O coordenador do Índice de Preços ao Consumidor (IPC) da Fundação Instituto de Pesquisas Econômicas (Fipe), Rafael Costa Lima, reduziu a projeção para o indicador fechado em fevereiro para 0,55%, depois de uma estimativa anterior de 0,58%. A alteração, informou nesta terça-feira, 25, o economista da Fipe ao Broadcast, serviço de informação em tempo real da Agência Estado, deve-se às altas menores que as esperadas para os grupos Habitação e Alimentação na terceira quadrissemana do mês (últimos 30 dias terminados na sexta-feira).

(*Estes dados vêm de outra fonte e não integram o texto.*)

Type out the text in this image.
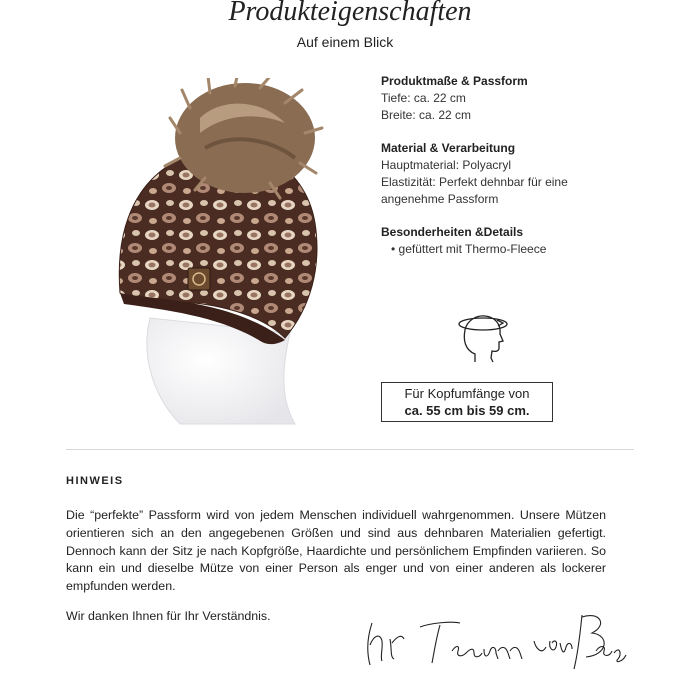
Produkteigenschaften
Auf einem Blick
Produktmaße & Passform
Tiefe: ca. 22 cm
Breite: ca. 22 cm
Material & Verarbeitung
Hauptmaterial: Polyacryl
Elastizität: Perfekt dehnbar für eine angenehme Passform
Besonderheiten &Details
• gefüttert mit Thermo-Fleece
Für Kopfumfänge von
ca. 55 cm bis 59 cm.
HINWEIS
Die “perfekte” Passform wird von jedem Menschen individuell wahrgenommen. Unsere Mützen orientieren sich an den angegebenen Größen und sind aus dehnbaren Materialien gefertigt. Dennoch kann der Sitz je nach Kopfgröße, Haardichte und persönlichem Empfinden variieren. So kann ein und dieselbe Mütze von einer Person als enger und von einer anderen als lockerer empfunden werden.
Wir danken Ihnen für Ihr Verständnis.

MARIA REGINA SILVA, Agencia Estado

25 de fevereiro de 2014 | 12h45

"As surpresas vieram principalmente em Habitação, para o qual prevíamos elevação de 0,63%, mas veio 0,54%, e em Despesas Pessoais", justificou, acrescentando que previa variação positiva de 1,50% para esse conjunto de preços, mas o resultado efetivo foi de 1,32%. O IPC-Fipe da terceira leitura de fevereiro, por sua vez, desacelerou para 0,58%, contra previsão de Costa Lima de 0,65%.

De acordo com o economista da Fipe, o arrefecimento inesperado nos equipamentos eletroeletrônicos entre a segunda e a terceira pesquisas, de 3,76% para 1,99%, explica grande parte da surpresa com o resultado do grupo Habitação. "Aparentemente pode estar refletindo alguma promoção, pois desacelerou de forma muito rápida", disse. Em Despesas Pessoais, "curiosamente", disse, o item Viagem/Excursão diminuiu o ritmo de alta de 1,57% para 0,55% na terceira quadrissemana do mês.

A deflação de 0,24% do grupo Vestuário, contra previsão da Fipe de elevação de 0,04% na terceira leitura de fevereiro, também ajudou a limitar um avanço mais expressivo do IPC no período, disse Costa Lima. Além disso, o aumento dentro do esperado na classe de despesa de Alimentação, de 0,27%, também foi relevante para o avanço menos significativo da inflação dos paulistanos na terceira quadrissemana de fevereiro.

Devido ao clima mais seco, os alimentos in natura seguiram trajetória de alta, atingindo 5,84%, após 5,05% - sendo a maior elevação desde a primeira leitura de igual mês de 2013, quando a taxa fora de 7,07%, informou Costa Lima. O destaque foram as verduras, que aceleraram de 12,45% para 20,93%. "Subiram bastante e as pesquisas de ponta (mais recentes) apontam para novas altas. Já estão com aumento de quase 34%", adiantou Costa Lima.

Apesar do aumento na velocidade da alta dos produtos in natura, outros alimentos ficaram mais baratos no período, como os industrializados, com queda de 0,12% (ante elevação de 0,02%) e os semielaborados, com recuo de 2,07%, depois de retração de 1,69%. Dentro dos semielaborados, o economista citou como exemplo a elevação menos intensa das carnes bovinas, de 1,25% para 0,42% na terceira medição do mês aves, e a queda mais forte das aves, de declínio de 3,45% para retração de 4,96%. No caso dos industrializados, os derivados da carne também ficaram mais baratos, ao registrarem deflação de 0,61%, depois do aumento de 1,64%.

Quanto ao grupo Educação, que subiu 2,20% na terceira quadrissemana, Costa Lima disse que a tendência é de que os efeitos dos reajustes de material e mensalidades escolares continuem diminuindo. A expectativa da Fipe é de inflação de 0,58% para Educação, 0,47% para Habitação, 0,43% para Alimentação, 0,55% para Transportes, 11,6% para Despesas Pessoais, 0,76% para Saúde e de deflação de 0,18% para Vestuário no IPC fechado de fevereiro. A projeção da Fipe para o IPC do final de 2014 permanece em 5%.